Everything changed at sixteen, when I met Robert, who was my senior by nine years and at least as tall, at my grandfather’s funeral. His straight, tan hair fell forward when he spoke, and he swept it back in the manner of Farley Granger, a movie star I’d seen in Strangers on a Train. He had just finished his medical internship, and I was charmed to learn that he was the son of the doctor who delivered me. Better still, I could meet him after school and brush past the girls who disparaged my height. Best of all, he’d read Lord Byron’s poems at Harvard, and could quote the whole first stanza of “She Walks in Beauty.” He took me to the movies and, once, to a play, Rostand’s Cyrano de Bergerac, with José Ferrer. He called me his long-legged girl. And although it would take me years to have good sex, this was a caring introduction to it.

The little romance didn’t last long, but in the heat of it I found in the school library a book covered in worn gray cloth, an anthology of sonnets from Wyatt through Thomas Hardy. “I am a little world, made cunningly / of Elements” were lines that flamed and roared. While I wasn’t sure of their meaning, the sounds of the words, and their urgency, had me enthralled. It was snowing outside, the streets white, the people vanishing before ghostlike buildings, and what I held in my hands was feeling and thought clearly defined in black print. John Donne was a name I said over and over, as though wanting to talk with him. I showed the poem to a teacher who read it aloud to me. Next day she showed me how to construct a sonnet, and I wrote one a day for at least a year. As a senior, I sent the whole sheaf along with my application to Bard College, and was accepted despite my indifferent grades.

Those years were not unhappy, but restricting. There were tight rules for dress and social behavior, laid out as evenly as the geometric blocks.
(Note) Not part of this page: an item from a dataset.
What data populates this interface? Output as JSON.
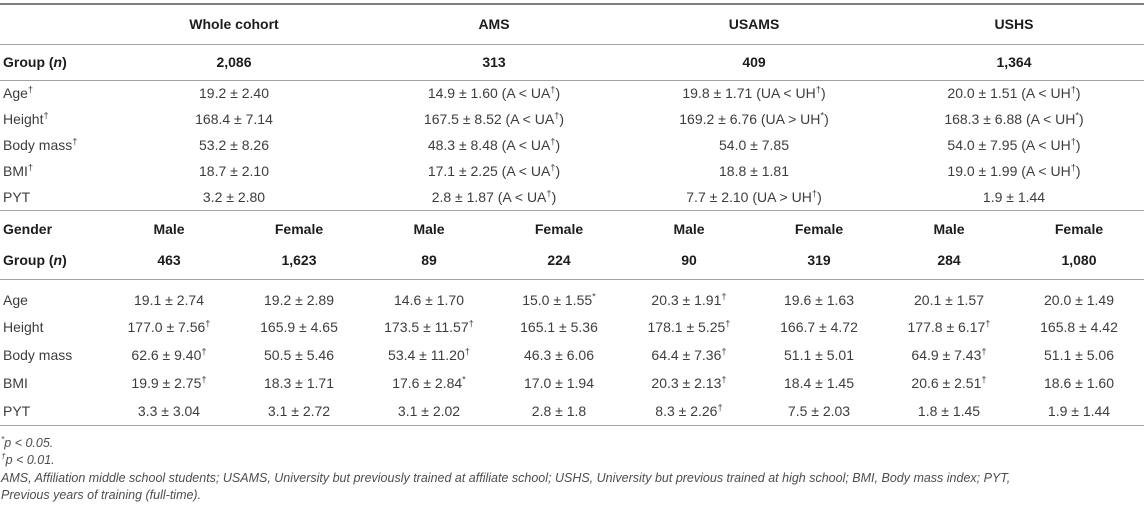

When I grew old enough to take the subway alone, I rode downtown to Greenwich Village. I walked on streets that curved and deviated and crossed themselves, West Fourth meeting West Fourth. I went to a café called the Figaro and sat at a table with an open chessboard waiting for players. I stared at the game my mother had taught me. A woman sat at my table, across from me. I wondered what to say to her. No need. Without a word, she held out a hand offering me black or white. I chose, and we began our moves. I was free.